Cette ligne dure semble encore être à l’ordre du jour pour l’audiovisuel, du moins dans les discours, au cours de la première année d’exercice du pouvoir des socialistes. Le 26 avril 1982, Georges Fillioud assure, en s’adressant aux députés de l’opposition, que rien n’est plus étranger au gouvernement qu’une libéralisation marchande de la télévision :

Il y a là un lieu de désaccord fondamental […] entre les orientations fermement choisies par le gouvernement et les thèses professées par certains d’entre vous qui, hier, lorsqu’ils étaient au pouvoir, voulaient garder la maîtrise complète de tous les systèmes audiovisuels, […] qu’ils proposent aujourd’hui de livrer au marché. Eh bien, non ! il n’y aura pas de mise à l’encan, pas de coupe réglée dans le domaine des ondes. Télé-fric et Satellite Coca-Cola ne sont pas au programme. Déchantez, marchands d’images et marchands d’espaces ! Ou bien allez chanter ailleurs, et sur un autre ton ! [8]

Malgré ces envolées lyriques, dans les trois domaines d’information (presse écrite, radio et télévision), les principes anticapitalistes censés guider l’action des socialistes s’évaporent rapidement. Après avoir remplacé les responsables de la radio-télévision [9], le gouvernement renonce en quelques mois à maintenir le monopole d’État. La loi du 29 juillet 1982, en écho à celle du 29 juillet 1881 sur la presse, établit que « la communication audiovisuelle est libre ». La radio et la télévision demeurent soumises à un régime d’autorisation préalable et de concession de service public.

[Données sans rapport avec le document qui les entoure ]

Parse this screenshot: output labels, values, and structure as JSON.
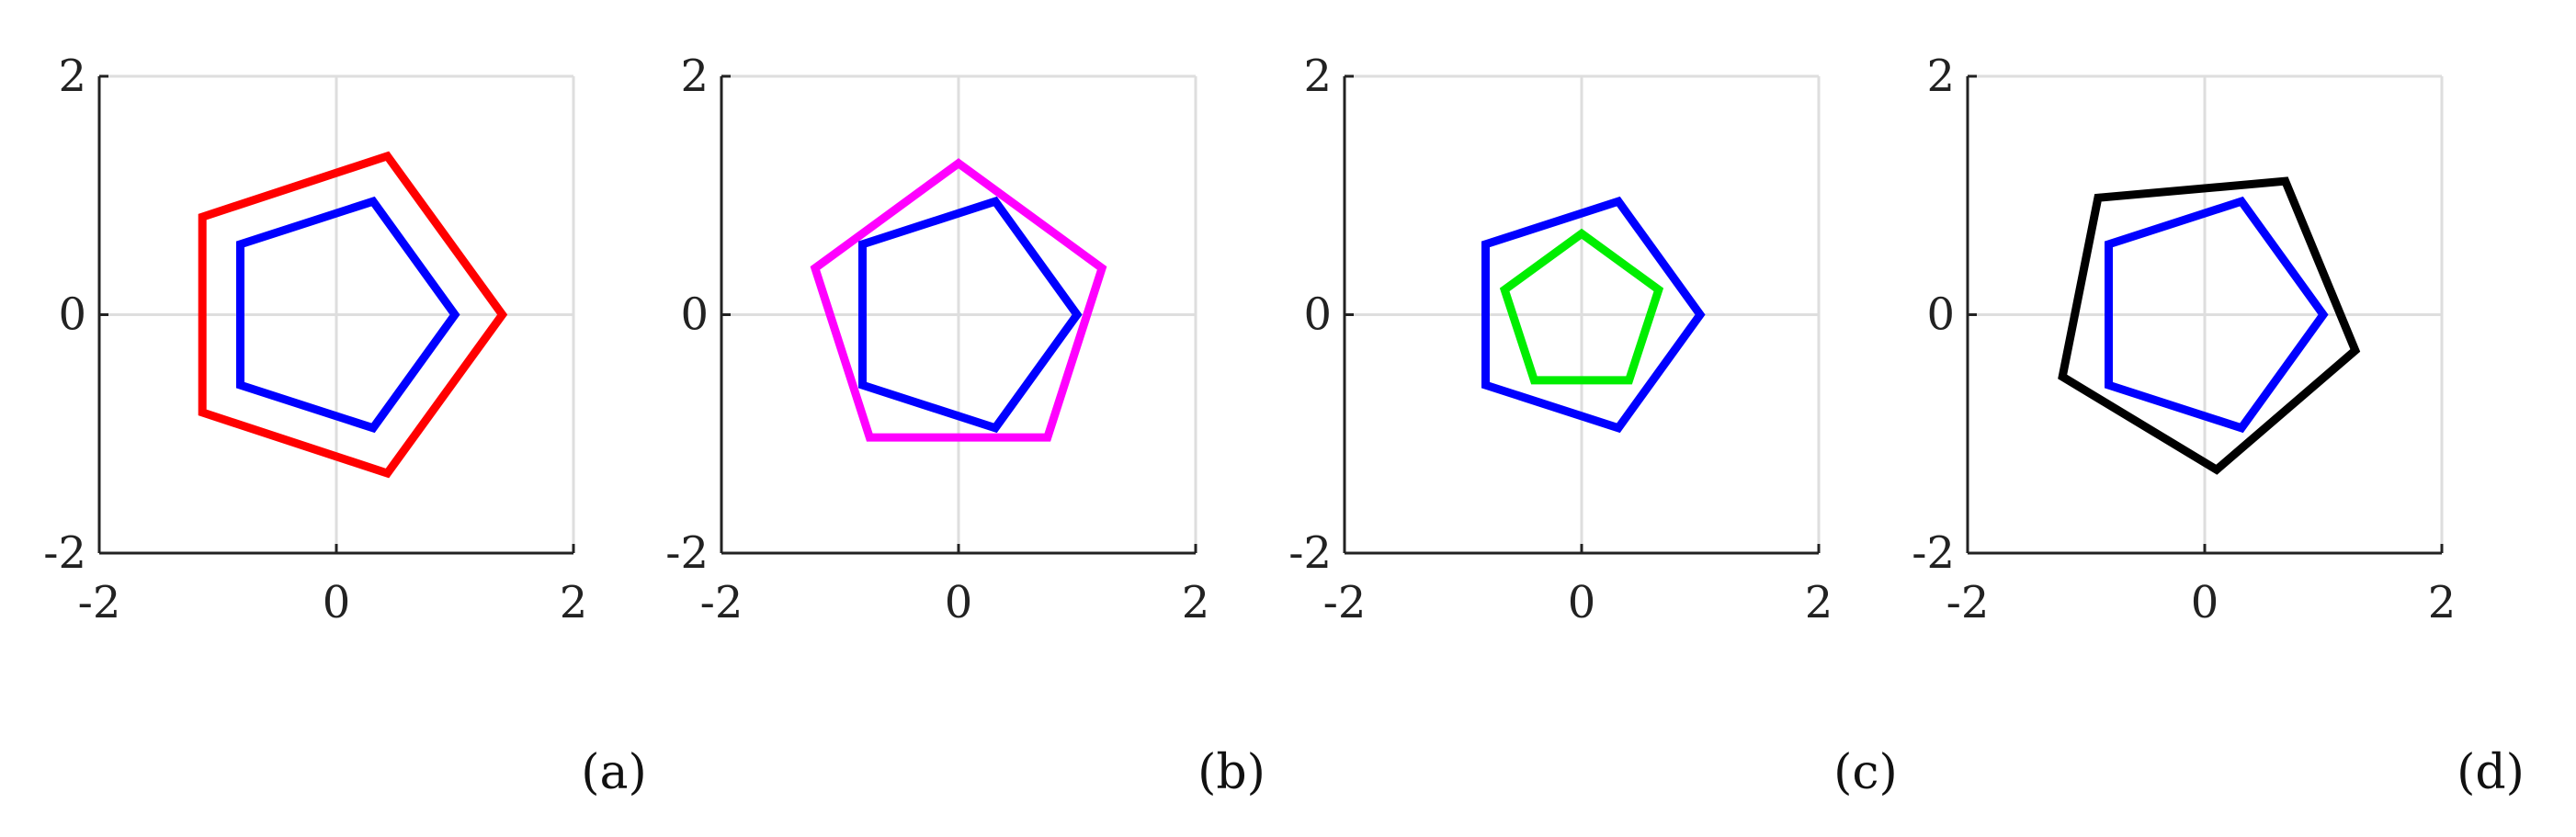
{
  "chart_data": [
    {
      "type": "line",
      "panel_label": "(a)",
      "xlim": [
        -2,
        2
      ],
      "ylim": [
        -2,
        2
      ],
      "xticks": [
        -2,
        0,
        2
      ],
      "yticks": [
        -2,
        0,
        2
      ],
      "grid": true,
      "series": [
        {
          "color": "#ff0000",
          "closed": true,
          "points": [
            [
              1.4,
              0.0
            ],
            [
              0.43,
              1.33
            ],
            [
              -1.13,
              0.82
            ],
            [
              -1.13,
              -0.82
            ],
            [
              0.43,
              -1.33
            ]
          ]
        },
        {
          "color": "#0000ff",
          "closed": true,
          "points": [
            [
              1.0,
              0.0
            ],
            [
              0.31,
              0.95
            ],
            [
              -0.81,
              0.59
            ],
            [
              -0.81,
              -0.59
            ],
            [
              0.31,
              -0.95
            ]
          ]
        }
      ]
    },
    {
      "type": "line",
      "panel_label": "(b)",
      "xlim": [
        -2,
        2
      ],
      "ylim": [
        -2,
        2
      ],
      "xticks": [
        -2,
        0,
        2
      ],
      "yticks": [
        -2,
        0,
        2
      ],
      "grid": true,
      "series": [
        {
          "color": "#ff00ff",
          "closed": true,
          "points": [
            [
              0.0,
              1.27
            ],
            [
              1.21,
              0.39
            ],
            [
              0.75,
              -1.03
            ],
            [
              -0.75,
              -1.03
            ],
            [
              -1.21,
              0.39
            ]
          ]
        },
        {
          "color": "#0000ff",
          "closed": true,
          "points": [
            [
              1.0,
              0.0
            ],
            [
              0.31,
              0.95
            ],
            [
              -0.81,
              0.59
            ],
            [
              -0.81,
              -0.59
            ],
            [
              0.31,
              -0.95
            ]
          ]
        }
      ]
    },
    {
      "type": "line",
      "panel_label": "(c)",
      "xlim": [
        -2,
        2
      ],
      "ylim": [
        -2,
        2
      ],
      "xticks": [
        -2,
        0,
        2
      ],
      "yticks": [
        -2,
        0,
        2
      ],
      "grid": true,
      "series": [
        {
          "color": "#00ee00",
          "closed": true,
          "points": [
            [
              0.0,
              0.68
            ],
            [
              0.65,
              0.21
            ],
            [
              0.4,
              -0.55
            ],
            [
              -0.4,
              -0.55
            ],
            [
              -0.65,
              0.21
            ]
          ]
        },
        {
          "color": "#0000ff",
          "closed": true,
          "points": [
            [
              1.0,
              0.0
            ],
            [
              0.31,
              0.95
            ],
            [
              -0.81,
              0.59
            ],
            [
              -0.81,
              -0.59
            ],
            [
              0.31,
              -0.95
            ]
          ]
        }
      ]
    },
    {
      "type": "line",
      "panel_label": "(d)",
      "xlim": [
        -2,
        2
      ],
      "ylim": [
        -2,
        2
      ],
      "xticks": [
        -2,
        0,
        2
      ],
      "yticks": [
        -2,
        0,
        2
      ],
      "grid": true,
      "series": [
        {
          "color": "#000000",
          "closed": true,
          "points": [
            [
              0.68,
              1.12
            ],
            [
              1.27,
              -0.3
            ],
            [
              0.1,
              -1.3
            ],
            [
              -1.2,
              -0.52
            ],
            [
              -0.9,
              0.98
            ]
          ]
        },
        {
          "color": "#0000ff",
          "closed": true,
          "points": [
            [
              1.0,
              0.0
            ],
            [
              0.31,
              0.95
            ],
            [
              -0.81,
              0.59
            ],
            [
              -0.81,
              -0.59
            ],
            [
              0.31,
              -0.95
            ]
          ]
        }
      ]
    }
  ]
}
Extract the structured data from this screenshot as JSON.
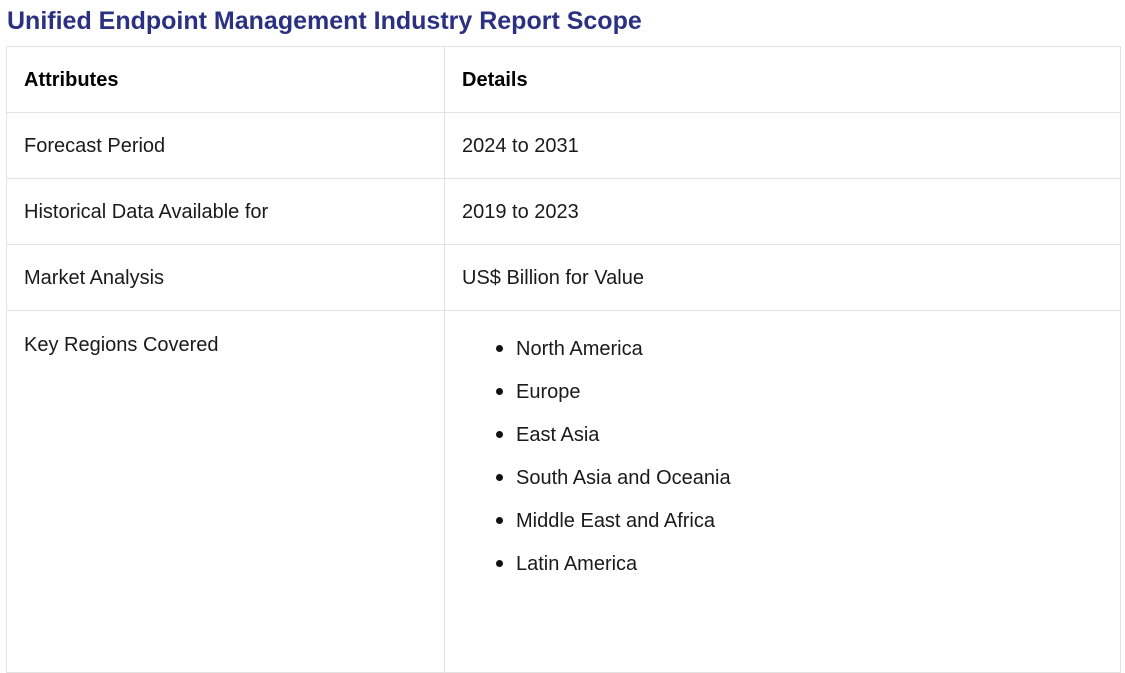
{
  "title": "Unified Endpoint Management Industry Report Scope",
  "colors": {
    "title": "#2b3182",
    "border": "#e2e2e2"
  },
  "table": {
    "headers": [
      "Attributes",
      "Details"
    ],
    "rows": [
      {
        "attribute": "Forecast Period",
        "detail": "2024 to 2031"
      },
      {
        "attribute": "Historical Data Available for",
        "detail": "2019 to 2023"
      },
      {
        "attribute": "Market Analysis",
        "detail": "US$ Billion for Value"
      }
    ],
    "regions": {
      "attribute": "Key Regions Covered",
      "items": [
        "North America",
        "Europe",
        "East Asia",
        "South Asia and Oceania",
        "Middle East and Africa",
        "Latin America"
      ]
    }
  }
}
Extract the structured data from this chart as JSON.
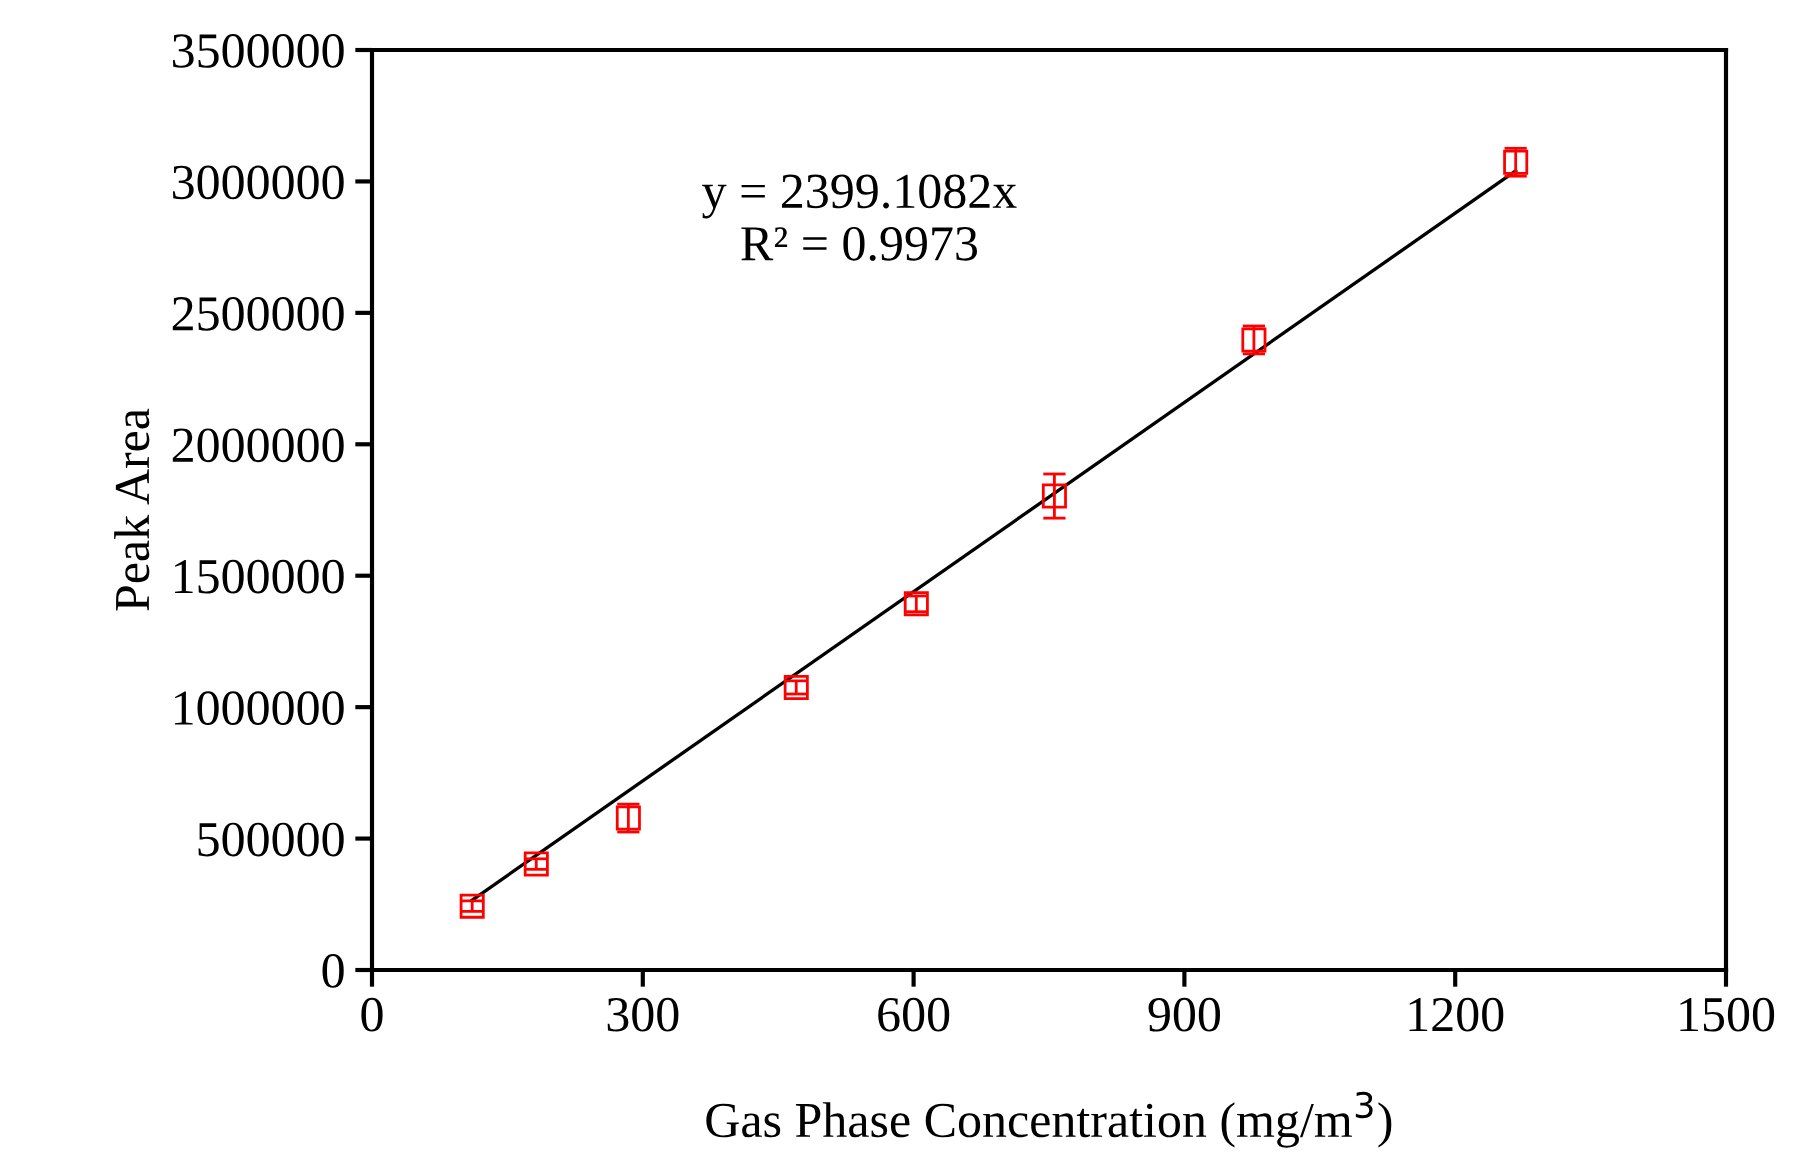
{
  "chart_data": {
    "type": "scatter",
    "xlabel": "Gas Phase Concentration (mg/m$^{3}$)",
    "ylabel": "Peak Area",
    "annotations": [
      "y = 2399.1082x",
      "R² = 0.9973"
    ],
    "series": [
      {
        "color": "#ff0000",
        "marker": "square",
        "x": [
          111,
          182,
          284,
          470,
          603,
          756,
          977,
          1267
        ],
        "values": [
          243000,
          403000,
          578000,
          1075000,
          1393000,
          1803000,
          2397000,
          3073000
        ],
        "errors": [
          20000,
          20000,
          53000,
          25000,
          30000,
          84000,
          53000,
          53000
        ]
      },
      {
        "type": "line",
        "color": "#000000",
        "marker": "none",
        "line_style": "solid",
        "x": [
          111,
          1267
        ],
        "values": [
          266000,
          3040000
        ]
      }
    ],
    "xlim": [
      0,
      1500
    ],
    "xticks": [
      0,
      300,
      600,
      900,
      1200,
      1500
    ],
    "ylim": [
      0,
      3500000
    ],
    "yticks": [
      0,
      500000,
      1000000,
      1500000,
      2000000,
      2500000,
      3000000,
      3500000
    ],
    "grid": false
  }
}
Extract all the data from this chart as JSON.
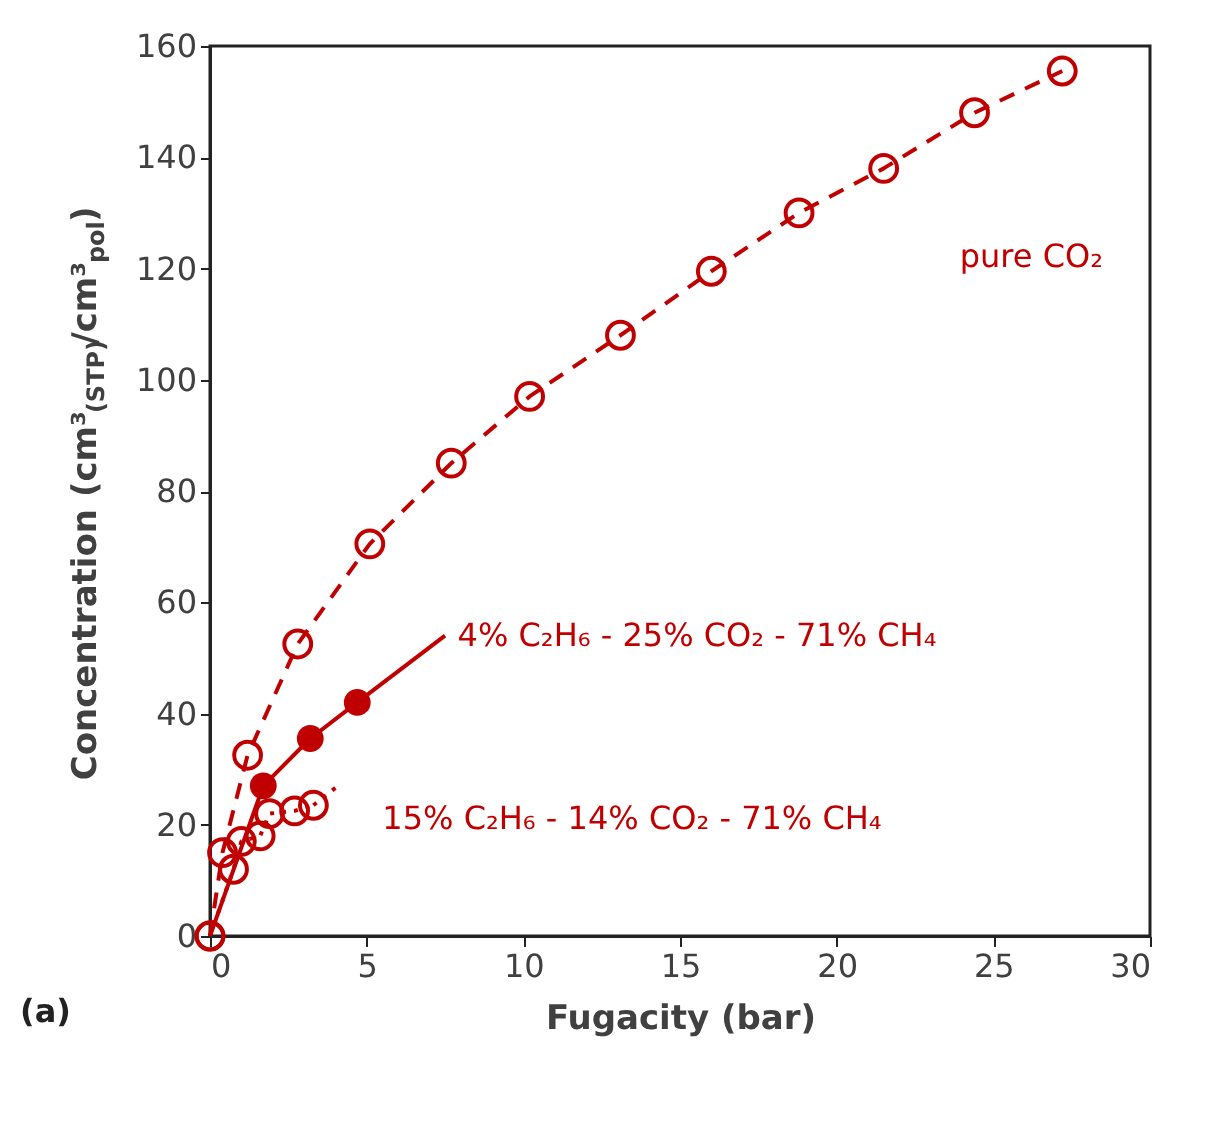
{
  "chart_data": {
    "type": "line",
    "xlabel": "Fugacity (bar)",
    "ylabel": "Concentration (cm³$_{(STP)}$/cm³$_{pol}$)",
    "xlim": [
      0,
      30
    ],
    "xticks": [
      0,
      5,
      10,
      15,
      20,
      25,
      30
    ],
    "ylim": [
      0,
      160
    ],
    "yticks": [
      0,
      20,
      40,
      60,
      80,
      100,
      120,
      140,
      160
    ],
    "grid": false,
    "annotations": [
      "(a)"
    ],
    "series": [
      {
        "name": "pure CO₂",
        "color": "#c00000",
        "marker": "circle",
        "line_style": "dashed",
        "x": [
          0,
          0.4,
          1.2,
          2.8,
          5.1,
          7.7,
          10.2,
          13.1,
          16,
          18.8,
          21.5,
          24.4,
          27.2
        ],
        "values": [
          0,
          15,
          32.5,
          52.5,
          70.5,
          85,
          97,
          108,
          119.5,
          130,
          138,
          148,
          155.5
        ]
      },
      {
        "type": "scatter",
        "color": "#c00000",
        "marker": "circle",
        "x": [
          1.7,
          3.2,
          4.7
        ],
        "values": [
          27,
          35.5,
          42
        ]
      },
      {
        "name": "4% C₂H₆ - 25% CO₂ - 71% CH₄",
        "color": "#c00000",
        "line_style": "solid",
        "x": [
          0,
          1.7,
          3.2,
          4.7,
          7.5
        ],
        "values": [
          0,
          27,
          35.5,
          42,
          54
        ]
      },
      {
        "name": "15% C₂H₆ - 14% CO₂ - 71% CH₄",
        "color": "#c00000",
        "marker": "circle",
        "line_style": "dotted",
        "x": [
          0,
          0.75,
          1.0,
          1.6,
          1.9,
          2.7,
          3.3
        ],
        "values": [
          0,
          12,
          17,
          18,
          22,
          22.5,
          23.5
        ]
      },
      {
        "color": "#c00000",
        "line_style": "dotted",
        "x": [
          3.3,
          4.2
        ],
        "values": [
          23.5,
          27.5
        ]
      }
    ]
  }
}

Mais la porte est ouverte à l’instauration d’un double secteur, en partie public et en partie privé. Son indépendance à l’égard du gouvernement repose sur une Haute autorité de la communication audiovisuelle (HACA), dont les membres (choisis par les présidents de la République, de l’Assemblée et du Sénat) nomment les responsables des sociétés héritées de la suppression de l’ORTF en 1974 [10].

Cette loi du 29 juillet 1982, suivie de la création de la HACA, entérine la légalité des radios locales privées (tout en interdisant toujours leur financement par la publicité), et prépare l’arrivée de nouveaux investisseurs dans le secteur télévisuel, qui promet d’immenses profits. Alors qu’une écrasante majorité de foyers s’équipe de téléviseurs dans les années 1980 (le taux d’équipement atteint 85 % en 1989), les recettes publicitaires de la télévision dépassent celles de la presse magazine dès 1983 – deux ans après la mise au point des premiers boîtiers permettant de mesurer l’audimat [11]. La proximité avec les socialistes au pouvoir facilite l’obtention d’une part de ce marché en pleine expansion : André Rousselet, directeur de cabinet de Mitterrand avant d’accéder à la tête de Havas, peut ainsi lancer la première chaîne privée (payante), Canal +, qui commence à émettre en novembre 1984 [12] ; vient ensuite le tour de Jérôme Seydoux (PDG de la compagnie de navigation Chargeurs Réunis) et Silvio Berlusconi (magnat de la télévision en Italie), qui lancent La Cinq à grand renfort de paillettes et de séries américaines en février 1986. Le chef de l’État y aurait vu (aveuglement ou cynisme ?) un moyen d’assurer ses arrières au moment où la droite remettrait la main sur l’audiovisuel public. Au même moment, une chaîne privée musicale, TV6, est attribuée à un consortium comprenant Publicis et NRJ (Nouvelle Radio des jeunes), tandis que commencent à se développer les réseaux du câble et du satellite (Paris Première, Canal J, etc.). La Sept, chaîne préfigurant Arte, fera office de lot de consolation pour les aficionados d’une télévision culturelle.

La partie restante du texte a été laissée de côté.